Liz Proctor came back then with a bottle of medication and a glass of water. When she saw us, she was immediately wary, and I wondered if she could possibly imagine what she’d walked into.
“Is…is everything all right?” she said, looking from me to her father.
I studied her, a dozen knives poised on the end of my tongue. But all I said was, “No. Nothing was ever all right, was it Daniel?” I looked back at my father, her father, the love of my mama’s life. I stared at him for a good long minute, watched him try to regain his footing for the sake of his other daughter.
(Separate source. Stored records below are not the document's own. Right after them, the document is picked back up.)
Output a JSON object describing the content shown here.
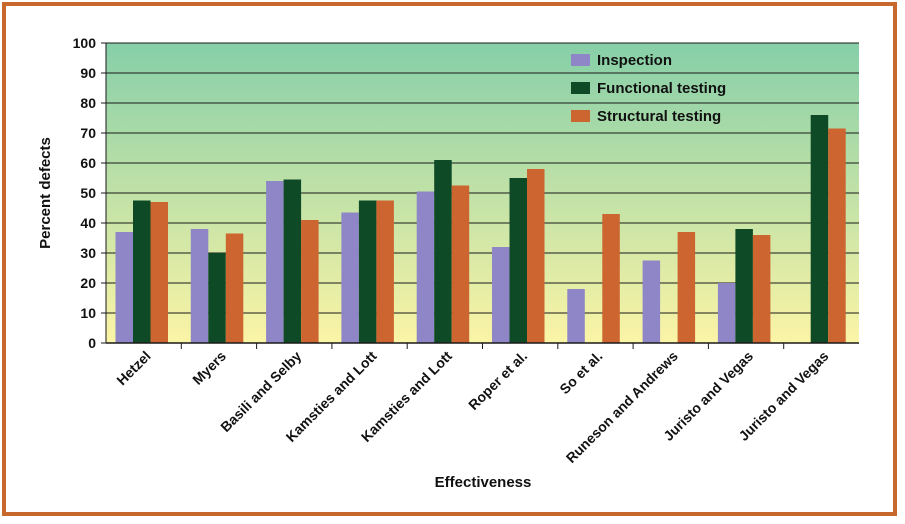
{
  "chart_data": {
    "type": "bar",
    "title": "",
    "xlabel": "Effectiveness",
    "ylabel": "Percent defects",
    "ylim": [
      0,
      100
    ],
    "yticks": [
      0,
      10,
      20,
      30,
      40,
      50,
      60,
      70,
      80,
      90,
      100
    ],
    "grid": true,
    "legend_position": "top-right",
    "categories": [
      "Hetzel",
      "Myers",
      "Basili and Selby",
      "Kamsties and Lott",
      "Kamsties and Lott",
      "Roper et al.",
      "So et al.",
      "Runeson and Andrews",
      "Juristo and Vegas",
      "Juristo and Vegas"
    ],
    "series": [
      {
        "name": "Inspection",
        "color": "#8e86c6",
        "values": [
          37,
          38,
          54,
          43.5,
          50.5,
          32,
          18,
          27.5,
          20,
          null
        ]
      },
      {
        "name": "Functional testing",
        "color": "#0e4a26",
        "values": [
          47.5,
          30,
          54.5,
          47.5,
          61,
          55,
          null,
          null,
          38,
          76
        ]
      },
      {
        "name": "Structural testing",
        "color": "#cc6530",
        "values": [
          47,
          36.5,
          41,
          47.5,
          52.5,
          58,
          43,
          37,
          36,
          71.5
        ]
      }
    ]
  },
  "colors": {
    "frame": "#c8682c",
    "plot_top": "#86cfa8",
    "plot_bottom": "#fbf4a6",
    "grid": "#1a1a1a"
  }
}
He lifted his chin, found his lawyer voice. “I’m so sorry I can’t help you, Miss Talbot.”
From somewhere not usually accessed, I found my glare and I laid it on him. “I doubt that,” I said. “But I’ll be sure to pass it along to my mama.” I turned to leave, and Liz Proctor hurried to the door.
“I’ll show you out.”
“I don’t think that’s necessary, Liz,” Daniel said quickly—too quickly. “I’m sure Ivy can find her own way. ”
His daughter looked at him through questioning eyes, then she looked at me.
“It’s fine,” I said. “I’ve been finding my own way for quite a long time, now.” Not trusting myself to say more, I opened the door and walked out.